A. Except as provided in Section 8.6(E) below, (i)
the liability of USTT for Losses under this Section 8 shall be limited to an
amount equal to the Merger Value (as defined below) of the Escrow Shares held by
the Escrow Agent pursuant to the Escrow Agreement, payable not in cash, but by
delivering such number of additional shares of USTT Stock as equals the amount
of USTT's liability for any such Losses divided by the Merger Value, (ii) the
liability of the Stockholders for Losses under this Section 8 shall be limited
to the Escrow Shares held by the Escrow Agent pursuant to the Escrow Agreement,
(iii) USTT shall be liable under this Section 8 for only that portion of the
aggregate Losses for which it would otherwise be liable which exceeds U.S.
$100,000, and (iv) the Stockholders shall be liable under this Section 8 for
only that portion of the aggregate Losses for which they would, jointly and
severally, otherwise be liable which exceeds U.S. $100,000. For purposes of this
Section, "Merger Value" shall mean the average of the closing prices of the USTT
Stock for each of the ten (10) business days preceding Closing.
B. The Escrow Agreement is intended to secure the
indemnification obligations of the Stockholders under this Agreement and, except
as provided in Section 8.6(E) below, shall be the exclusive means for USTT to
collect any Losses for which it is entitled to indemnification under this
Section 8.
C. After the Closing, except as provided in Section
8.6(E) below, the rights of the Indemnified Parties under this Section 8 and the
Escrow Agreement shall be the exclusive remedy of the parties with respect to
all claims resulting from or relating to any of the matters referred to in
Section 8.1.A or 8.1.B of this Agreement, as the case may be.

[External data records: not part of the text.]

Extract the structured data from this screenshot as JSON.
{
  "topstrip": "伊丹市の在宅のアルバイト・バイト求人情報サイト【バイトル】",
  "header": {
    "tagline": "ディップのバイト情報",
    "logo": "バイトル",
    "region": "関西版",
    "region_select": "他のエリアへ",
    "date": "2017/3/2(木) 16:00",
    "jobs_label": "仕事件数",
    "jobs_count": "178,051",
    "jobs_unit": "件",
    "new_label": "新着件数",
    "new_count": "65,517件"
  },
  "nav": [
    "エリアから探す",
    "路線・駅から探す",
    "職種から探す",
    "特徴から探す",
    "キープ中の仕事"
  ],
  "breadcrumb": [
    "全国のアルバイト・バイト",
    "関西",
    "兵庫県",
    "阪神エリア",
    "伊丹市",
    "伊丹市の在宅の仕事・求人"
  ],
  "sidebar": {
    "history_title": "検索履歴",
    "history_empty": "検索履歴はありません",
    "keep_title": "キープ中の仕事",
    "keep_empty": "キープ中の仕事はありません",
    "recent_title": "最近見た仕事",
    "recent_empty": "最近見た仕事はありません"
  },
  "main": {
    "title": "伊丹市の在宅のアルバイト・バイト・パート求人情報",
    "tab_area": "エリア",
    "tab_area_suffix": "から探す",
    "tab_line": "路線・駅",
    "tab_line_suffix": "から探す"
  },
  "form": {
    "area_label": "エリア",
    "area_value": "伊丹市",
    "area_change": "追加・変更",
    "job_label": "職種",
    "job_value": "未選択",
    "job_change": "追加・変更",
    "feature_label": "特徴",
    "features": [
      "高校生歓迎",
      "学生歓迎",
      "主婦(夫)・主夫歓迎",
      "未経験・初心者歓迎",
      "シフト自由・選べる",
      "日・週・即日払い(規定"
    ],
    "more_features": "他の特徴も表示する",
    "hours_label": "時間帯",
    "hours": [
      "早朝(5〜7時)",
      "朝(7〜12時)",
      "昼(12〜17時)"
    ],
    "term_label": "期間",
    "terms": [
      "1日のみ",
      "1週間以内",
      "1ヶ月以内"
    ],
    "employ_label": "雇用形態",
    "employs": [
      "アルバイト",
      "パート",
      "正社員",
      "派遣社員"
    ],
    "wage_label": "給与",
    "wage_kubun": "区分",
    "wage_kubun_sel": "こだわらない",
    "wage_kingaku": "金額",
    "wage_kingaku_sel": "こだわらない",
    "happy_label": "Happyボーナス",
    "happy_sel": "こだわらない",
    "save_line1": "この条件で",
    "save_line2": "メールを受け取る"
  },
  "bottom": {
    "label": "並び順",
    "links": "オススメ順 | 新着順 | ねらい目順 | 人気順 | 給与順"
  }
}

D. No Stockholder shall have any right of
contribution against Stitch or the Surviving Company with respect to any breach
by Stitch of any of its representations, warranties, covenants or agreements.
E. Notwithstanding anything in this Section 8 to the
contrary, the limitations contained in this Section 8.6 shall not apply to any
claims by any Indemnified Party based on (i) any breach by USTT of Section 2.3
(E); or (ii) any breach by the Stockholders of Section 2.2.A; or (iii) any fraud
or intentional misrepresentation; and neither USTT's nor any Stockholder's
liability for any such claims shall be limited to the amounts set forth in this
Section 8.6 or to the Merger Value of the Escrow Shares, and this Section 8
shall not be the exclusive means for the Indemnified Party to enforce such
rights.
33
SECTION 9
MISCELLANEOUS
9.1 Termination. This Agreement may be terminated and the
Merger abandoned at any time prior to the Effective Time whether before or after
the Shareholders' Meeting, in writing as follows:
A. By mutual action of the Board of Directors of
Stitch and USTT.
B. By USTT and USA Acquisition:
1. If the conditions set forth in Section
6.1 hereof shall not have been complied with or performed in any material
respect and such noncompliance or nonperformance shall not have been cured or
eliminated (or by its nature cannot be cured or eliminated) by Stitch or the
Stockholders on or before 5:00 p.m., Philadelphia time, on May 17, 2002.
2. If the USTT shareholders do not approve
the Proposal at the Shareholders' Meeting or if the Shareholders' Meeting is not
duly convened on or before the close of business on May 17, 2002. Upon
termination of this Agreement by USTT and USA Acquisition pursuant to this
Article 9.1.B.2, USTT shall within five business days deliver to Stitch a cash
payment of $200,000; provided, however, that the amount shall be reduced and
offset by any amounts then due to USTT by Stitch under the Promissory Note dated
of even date herewith by Stitch, as maker, in favor of USTT, as payee, in the
principal amount of $200,000.
C. By Stitch and the Stockholders:
1. If the conditions set forth in Section
6.2 hereof shall not have been complied with or performed in any material
respect and such noncompliance or nonperformance shall not have been cured or
eliminated (or by its nature cannot be cured or eliminated) by USTT or USA
Acquisition on or before 5:00 p.m., Philadelphia time, on May 17, 2002.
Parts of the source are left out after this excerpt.